As Marcus points out, P/M were using some tricks in their graphs:
While comparing their network to data describing how a child (Adam)
handles the problem, they compare the vocabulary size of the network
to the age of the child in a linear way and made other hard to
explain decisions on how several graphs were plotted. Some of the
differences showing up after fixing these issues: The network stops
overregularizing completely after a while and does overregularize far
less than the child (only one fifth, counted in types).

The P/M network needed high proportions of regular tokens in the
input -- about twice as high as in the ,,input'' for the child --
in order to be able to generalize the default inflection. While a
child shows a period where no overregularizations are made (the
idea is that they first do not use the past tense at all, then
just memorize the forms, and only when they begin to find
regularities, they start to overregularize and sometimes
irregularize), the model did not show this effect. I do, however,
account this to general problems with the way the problem is
presented: Children are exposed to verb inflection long before they
get the idea on when (and how) to use it, so one cannot tell whether
they would produce proper inflection in the period where they simply
do not use the past tense.

A more important problem is that P/M again used unrealistic
manipulations in the training environment -- alledgedly to induce
something like the U-shaped learning curve in human inflection
learning. They changed the speed of vocabulary growth (in terms
of training epochs per new verb) suddenly, claiming to simulate the
human vocabulary spurt in that way. Marcus argues that they simply
deprived the network of enough time for learning at this point to
force it into producing overregularization errors. He may very well
be right with that. Also, children usually start overregularizing
a year after they start their vocabulary spurt (at the age of 16
months -- overregularization starting at the age of about 29 months).

Another model of Plunkett and Marchman used a constant training set,
taking into account type and token frequencies in 1991, but this is
not discussed here. The training set thus contained several instances
of each of the few irregular verbs (high token frequency and low type
frequency) and many regular verbs (high type frequency but represented
with a low token frequency for each in the training set). The other
model started with training a certain training set for a while, then
continuing by adding more verbs at regular intervals (with an 80
percent probability of using regular verbs).
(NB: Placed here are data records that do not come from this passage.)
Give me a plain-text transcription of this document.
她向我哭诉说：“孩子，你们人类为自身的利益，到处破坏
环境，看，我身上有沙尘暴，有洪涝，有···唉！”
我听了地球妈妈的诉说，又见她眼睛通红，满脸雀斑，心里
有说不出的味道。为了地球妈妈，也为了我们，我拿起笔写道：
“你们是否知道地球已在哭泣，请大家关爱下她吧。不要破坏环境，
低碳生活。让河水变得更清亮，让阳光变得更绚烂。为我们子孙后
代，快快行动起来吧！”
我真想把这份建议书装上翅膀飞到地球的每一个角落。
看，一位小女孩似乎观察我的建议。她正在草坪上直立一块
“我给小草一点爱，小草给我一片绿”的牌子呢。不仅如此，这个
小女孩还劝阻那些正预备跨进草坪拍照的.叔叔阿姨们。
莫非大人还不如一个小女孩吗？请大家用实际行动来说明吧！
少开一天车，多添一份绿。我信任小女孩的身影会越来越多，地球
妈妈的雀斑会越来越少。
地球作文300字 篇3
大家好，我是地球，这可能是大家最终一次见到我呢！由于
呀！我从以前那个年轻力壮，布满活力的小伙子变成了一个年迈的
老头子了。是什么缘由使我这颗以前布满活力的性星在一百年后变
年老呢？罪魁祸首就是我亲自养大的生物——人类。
As a last important point, the P/M model showed a different error
pattern distribution than the child: The model overregularized
no-change verbs more often, children do so for vowel-change verbs.
This means a child is more likely to use \R{singed} for \R{sang},
thus failing to use the vowel-change irregularity, while the model
was more likely to use \R{hitted} for \R{hit}. The numbers are
5.1 and 3.0 percent of vowel- and no-change overregularizations for
Adam and 0.8 and 1.1 percent for the network.
Also, while children produce more overregularization errors (like in
\R{hit/hitted}), the network produces more irregularization errors
(like in \R{flow/flew}) and hybrids (like in \R{sing/sanged}).